= Finnish Institute for Molecular Medicine =

Research institute in Finland

The Institute for Molecular Medicine Finland (FIMM) is an international research institute which investigates the molecular mechanism of diseases by methods involving genetics and medical systems biology. The research combines technology and high-level research with unique patients and biobank materials. The aim of FIMM is to transfer research data to medical use in healthcare, i.e. improving and promoting personalised medicine.

FIMM is member of EU-LIFE, an alliance of leading life sciences research centres in Europe.

==Organisation==
FIMM was founded in 2007 as a joint research institute of University of Helsinki, the Hospital District of Helsinki and Uusimaa (HUS), Finnish Institute for Health and Welfare (THL) and the VTT Technical Research Centre of Finland. In 2017, FIMM became an independent operational unit of the new section of University of Helsinki, the Helsinki Institute of Life Science (HiLIFE). FIMM is located in the Biomedicum Helsinki research cluster.

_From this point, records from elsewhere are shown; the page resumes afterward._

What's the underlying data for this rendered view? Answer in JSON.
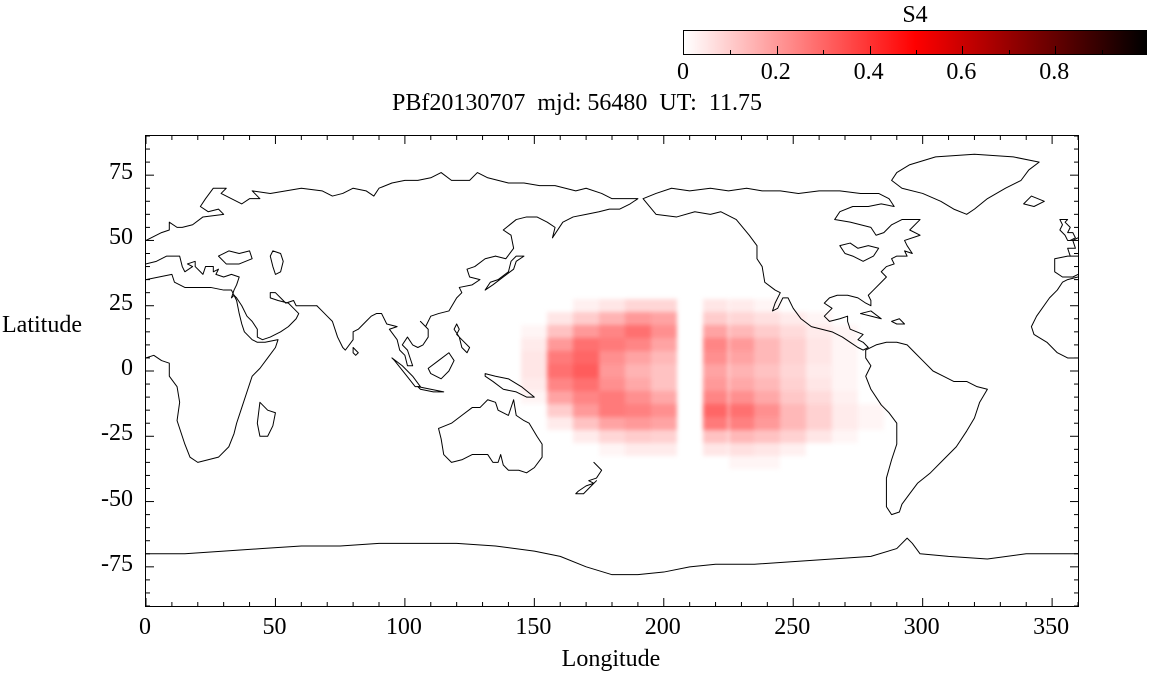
{
  "title": "PBf20130707  mjd: 56480  UT:  11.75",
  "colorbar": {
    "label": "S4",
    "ticks": [
      0,
      0.2,
      0.4,
      0.6,
      0.8
    ],
    "tick_labels": [
      "0",
      "0.2",
      "0.4",
      "0.6",
      "0.8"
    ],
    "range": [
      0,
      1
    ]
  },
  "axes": {
    "xlabel": "Longitude",
    "ylabel": "Latitude",
    "xlim": [
      0,
      360
    ],
    "ylim": [
      -90,
      90
    ],
    "x_ticks": [
      0,
      50,
      100,
      150,
      200,
      250,
      300,
      350
    ],
    "y_ticks": [
      75,
      50,
      25,
      0,
      -25,
      -50,
      -75
    ],
    "x_minor_step": 10,
    "y_minor_step": 5
  },
  "chart_data": {
    "type": "heatmap",
    "title": "PBf20130707  mjd: 56480  UT:  11.75",
    "xlabel": "Longitude",
    "ylabel": "Latitude",
    "value_label": "S4",
    "xlim": [
      0,
      360
    ],
    "ylim": [
      -90,
      90
    ],
    "zlim": [
      0,
      1
    ],
    "legend_position": "top-right-colorbar",
    "grid": false,
    "colormap": [
      {
        "at": 0.0,
        "color": "#ffffff"
      },
      {
        "at": 0.5,
        "color": "#ff0000"
      },
      {
        "at": 1.0,
        "color": "#000000"
      }
    ],
    "lon_cell_width": 10,
    "lat_cell_height": 5,
    "lon": [
      150,
      160,
      170,
      180,
      190,
      200,
      210,
      220,
      230,
      240,
      250,
      260,
      270,
      280
    ],
    "lat": [
      25,
      20,
      15,
      10,
      5,
      0,
      -5,
      -10,
      -15,
      -20,
      -25,
      -30,
      -35
    ],
    "values": [
      [
        0,
        0,
        0.03,
        0.05,
        0.08,
        0.08,
        0,
        0.05,
        0.04,
        0.02,
        0,
        0,
        0,
        0
      ],
      [
        0,
        0.05,
        0.1,
        0.15,
        0.2,
        0.18,
        0,
        0.1,
        0.08,
        0.06,
        0.04,
        0.02,
        0,
        0
      ],
      [
        0.02,
        0.12,
        0.2,
        0.24,
        0.28,
        0.22,
        0,
        0.18,
        0.14,
        0.1,
        0.07,
        0.04,
        0.02,
        0
      ],
      [
        0.04,
        0.2,
        0.28,
        0.26,
        0.24,
        0.18,
        0,
        0.24,
        0.2,
        0.14,
        0.09,
        0.05,
        0.02,
        0
      ],
      [
        0.05,
        0.26,
        0.3,
        0.22,
        0.18,
        0.14,
        0,
        0.22,
        0.18,
        0.14,
        0.09,
        0.05,
        0.02,
        0
      ],
      [
        0.05,
        0.28,
        0.32,
        0.2,
        0.15,
        0.12,
        0,
        0.18,
        0.15,
        0.12,
        0.08,
        0.04,
        0.02,
        0
      ],
      [
        0.04,
        0.24,
        0.28,
        0.22,
        0.17,
        0.12,
        0,
        0.2,
        0.17,
        0.14,
        0.09,
        0.05,
        0.02,
        0
      ],
      [
        0.02,
        0.18,
        0.24,
        0.26,
        0.22,
        0.17,
        0,
        0.24,
        0.22,
        0.17,
        0.11,
        0.07,
        0.03,
        0
      ],
      [
        0,
        0.1,
        0.2,
        0.26,
        0.25,
        0.22,
        0,
        0.3,
        0.28,
        0.22,
        0.14,
        0.09,
        0.04,
        0.02
      ],
      [
        0,
        0.04,
        0.12,
        0.18,
        0.2,
        0.18,
        0,
        0.26,
        0.25,
        0.2,
        0.14,
        0.09,
        0.04,
        0.02
      ],
      [
        0,
        0,
        0.04,
        0.08,
        0.1,
        0.09,
        0,
        0.12,
        0.14,
        0.12,
        0.09,
        0.05,
        0.02,
        0
      ],
      [
        0,
        0,
        0,
        0.02,
        0.04,
        0.04,
        0,
        0.05,
        0.06,
        0.05,
        0.03,
        0,
        0,
        0
      ],
      [
        0,
        0,
        0,
        0,
        0,
        0,
        0,
        0,
        0.02,
        0.02,
        0,
        0,
        0,
        0
      ]
    ]
  }
}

The current director of FIMM since May 2023 is professor Samuli Ripatti. Ripatti is a successor to Mark Daly, who was recruited from Harvard University. Daly started his work in the spring of 2018. The previous directors of FIMM include professor Olli Kallioniemi (2007-2015) and academy professor Jaakko Kaprio (2016-2018). Professor Kallioniemi transferred to the Karolinska Institute in 2015 to become a Professor of Molecular Precision Medicine and Director of the Swedish research institute, SciLifeLab. Professor Eero Saksela acted as a project leader during the FIMM establishment phase (2007).